Fashion exhibitions have become must-see events in recent years, and alongside sell-out retrospectives like Alexander McQueen and Dior at the V&A, other more personal fashion showcases have also proved extremely popular. The V&A exhibition Frida Kahlo: Making Her Self Up stayed open overnight so visitors could enjoy a glimpse of the artist’s unique clothing collection. As well as exhibitions of picture-perfect couture, like the Azzedine Alaia retrospective at the Design Museum, curators are also choosing to emphasise the relevance of everyday items of clothing with special cultural significance, like the Fashion and Textile Museum’s T Shirts: Cult, Culture and Subversion exhibition.

Bridget Harvey, V&A artist in residence

The clothes on display don’t have to be pristine pieces in order to make great museum exhibits. I was fascinated, seeing a selection of Isabella Blow’s enviable clothing collection at Somerset House, and realising on closer inspection that these fabulous examples of couture dressmaking showed distinct signs of wear and tear. Even as a dressmaker who knows how much time and effort goes into making a couture garment, it was hard to be annoyed. Isabella Blow has obviously been someone who loved her outlandish clothes so much that she simply had to wear them, even if they weren’t really appropriate for the occasion. 




Signs of wear and tear on a garment are often seen as a bad thing, a sign that the garment is “ruined”. But when the wedding dress I made for my sister ended up with a muddy hem, someone said “ooh, I love the ombré effect!” and we both thought this was brilliant. The dress tells a story of the day; a walk down a woodland path, a sudden cloudburst, a photo shoot in a meadow full of wildflowers.


Visible mending by Bridget Harvey

We are too hard on our clothes, rejecting them before we have even had the chance to get to know them. Maybe because they are so cheap, we see them as disposable, maybe because many of us don’t know much about the processes that go into making clothes. It seems so strange to me that most people will happily spend money on pre-distressed new clothing, but throw a garment away as soon as their life makes an imprint on it. 

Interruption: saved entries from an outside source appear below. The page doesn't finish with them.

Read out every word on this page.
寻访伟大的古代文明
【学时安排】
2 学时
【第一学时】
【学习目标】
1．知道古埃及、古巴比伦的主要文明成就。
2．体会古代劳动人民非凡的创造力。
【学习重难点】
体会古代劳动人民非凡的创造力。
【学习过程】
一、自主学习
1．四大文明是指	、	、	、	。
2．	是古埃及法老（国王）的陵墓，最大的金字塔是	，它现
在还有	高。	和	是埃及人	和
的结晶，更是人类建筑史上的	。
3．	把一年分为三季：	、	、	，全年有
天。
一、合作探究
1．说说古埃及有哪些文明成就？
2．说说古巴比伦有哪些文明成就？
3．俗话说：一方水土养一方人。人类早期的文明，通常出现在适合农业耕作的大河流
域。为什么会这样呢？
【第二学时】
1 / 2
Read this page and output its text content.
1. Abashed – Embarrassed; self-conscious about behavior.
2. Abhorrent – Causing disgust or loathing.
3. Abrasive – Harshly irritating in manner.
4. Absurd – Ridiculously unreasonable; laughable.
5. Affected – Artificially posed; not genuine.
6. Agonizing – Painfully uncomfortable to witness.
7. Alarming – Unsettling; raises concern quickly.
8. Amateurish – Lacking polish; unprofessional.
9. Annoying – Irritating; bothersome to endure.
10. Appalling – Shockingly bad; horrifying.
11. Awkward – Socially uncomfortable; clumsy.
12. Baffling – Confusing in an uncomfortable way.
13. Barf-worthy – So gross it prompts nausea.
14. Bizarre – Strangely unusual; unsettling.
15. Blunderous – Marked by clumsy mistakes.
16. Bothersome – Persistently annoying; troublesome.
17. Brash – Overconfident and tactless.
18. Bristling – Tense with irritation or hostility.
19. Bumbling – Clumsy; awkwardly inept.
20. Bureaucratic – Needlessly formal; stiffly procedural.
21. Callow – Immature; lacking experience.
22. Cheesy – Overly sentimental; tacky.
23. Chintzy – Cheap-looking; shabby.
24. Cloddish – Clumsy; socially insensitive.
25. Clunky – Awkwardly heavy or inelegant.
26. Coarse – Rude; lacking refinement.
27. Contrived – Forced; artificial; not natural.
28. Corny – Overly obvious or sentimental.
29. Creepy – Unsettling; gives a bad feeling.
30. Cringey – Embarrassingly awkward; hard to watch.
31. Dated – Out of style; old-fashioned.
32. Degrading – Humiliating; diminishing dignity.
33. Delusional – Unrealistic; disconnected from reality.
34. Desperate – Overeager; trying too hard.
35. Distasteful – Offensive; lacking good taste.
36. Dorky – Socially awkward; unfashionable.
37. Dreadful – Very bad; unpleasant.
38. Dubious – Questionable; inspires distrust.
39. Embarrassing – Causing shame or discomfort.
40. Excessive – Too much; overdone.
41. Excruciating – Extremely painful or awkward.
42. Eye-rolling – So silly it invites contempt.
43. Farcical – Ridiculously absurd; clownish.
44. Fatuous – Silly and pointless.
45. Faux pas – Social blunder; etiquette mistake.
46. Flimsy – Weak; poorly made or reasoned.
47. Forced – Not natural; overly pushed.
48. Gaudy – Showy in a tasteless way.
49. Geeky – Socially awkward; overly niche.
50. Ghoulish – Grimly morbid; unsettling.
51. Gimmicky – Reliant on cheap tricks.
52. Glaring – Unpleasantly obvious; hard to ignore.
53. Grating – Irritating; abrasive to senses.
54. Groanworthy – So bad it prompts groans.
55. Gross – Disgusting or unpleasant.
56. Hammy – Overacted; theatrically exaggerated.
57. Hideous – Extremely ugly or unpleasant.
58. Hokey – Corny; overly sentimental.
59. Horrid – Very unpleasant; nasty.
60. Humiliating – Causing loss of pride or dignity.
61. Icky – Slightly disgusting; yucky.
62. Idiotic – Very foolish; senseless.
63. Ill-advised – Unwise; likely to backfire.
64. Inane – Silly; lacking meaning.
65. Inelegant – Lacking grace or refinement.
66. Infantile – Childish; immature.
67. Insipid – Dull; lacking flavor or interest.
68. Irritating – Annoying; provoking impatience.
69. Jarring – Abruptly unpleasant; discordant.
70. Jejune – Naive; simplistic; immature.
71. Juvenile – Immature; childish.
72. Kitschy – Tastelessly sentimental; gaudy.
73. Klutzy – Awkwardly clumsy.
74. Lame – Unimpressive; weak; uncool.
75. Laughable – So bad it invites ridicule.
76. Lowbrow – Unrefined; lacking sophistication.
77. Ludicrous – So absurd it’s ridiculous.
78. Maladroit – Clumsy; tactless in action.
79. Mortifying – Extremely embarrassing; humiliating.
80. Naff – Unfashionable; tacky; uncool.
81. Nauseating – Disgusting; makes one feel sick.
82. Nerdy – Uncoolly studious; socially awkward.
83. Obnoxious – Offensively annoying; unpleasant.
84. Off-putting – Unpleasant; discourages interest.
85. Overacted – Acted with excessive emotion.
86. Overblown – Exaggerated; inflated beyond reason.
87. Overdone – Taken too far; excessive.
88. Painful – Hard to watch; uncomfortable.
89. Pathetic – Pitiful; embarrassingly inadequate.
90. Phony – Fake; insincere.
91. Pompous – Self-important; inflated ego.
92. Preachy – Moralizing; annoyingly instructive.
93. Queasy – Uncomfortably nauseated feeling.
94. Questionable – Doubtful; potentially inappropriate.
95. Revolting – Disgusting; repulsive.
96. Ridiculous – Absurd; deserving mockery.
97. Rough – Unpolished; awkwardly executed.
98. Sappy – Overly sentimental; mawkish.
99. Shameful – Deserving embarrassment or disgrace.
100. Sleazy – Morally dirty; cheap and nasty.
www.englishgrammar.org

Visible mending by Celia Pym


One of the V&A’s current artists in residence, Bridget Harvey, creates work that explores the art of repair and re-making. Discarded pieces of clothing are transformed with a combination of traditional mending techniques and more thought-provoking embellishment. Textile artist Celia Pym has also turned darning into an art form at the V&A, copying every bit of visible mending she completed on garments brought in by members of the public onto a tracksuit as a record of her work. I saw the tracksuit at the Subversive Stitch exhibition at TJ Boulting, alongside work by James Merry, who embroiders discarded logo sportswear with tiny intricate flowers, as though nature is slowly reclaiming our cast-offs.

Embroidery by James Merry


In the run-up to Fashion Revolution Week, Fashion Revolution have launched their latest zine: Fashion Craft Revolution. I submitted a story about my family’s sewing and crafting history, and although it didn’t make it into the zine it did get an honourable mention in this Fashion Revolution Blog Post. I’ll share my story on my blog separately later, but I’d love my readers to see the other beautiful and moving responses to this topic that are also featured in the post. We are sharing our stories in the hope that we can help everyone to see our clothes as part of the fabric of our lives, something rich in storytelling potential. For the sake of everyone on this planet, our clothes (and the people who make them) deserve more than our current throwaway narrative.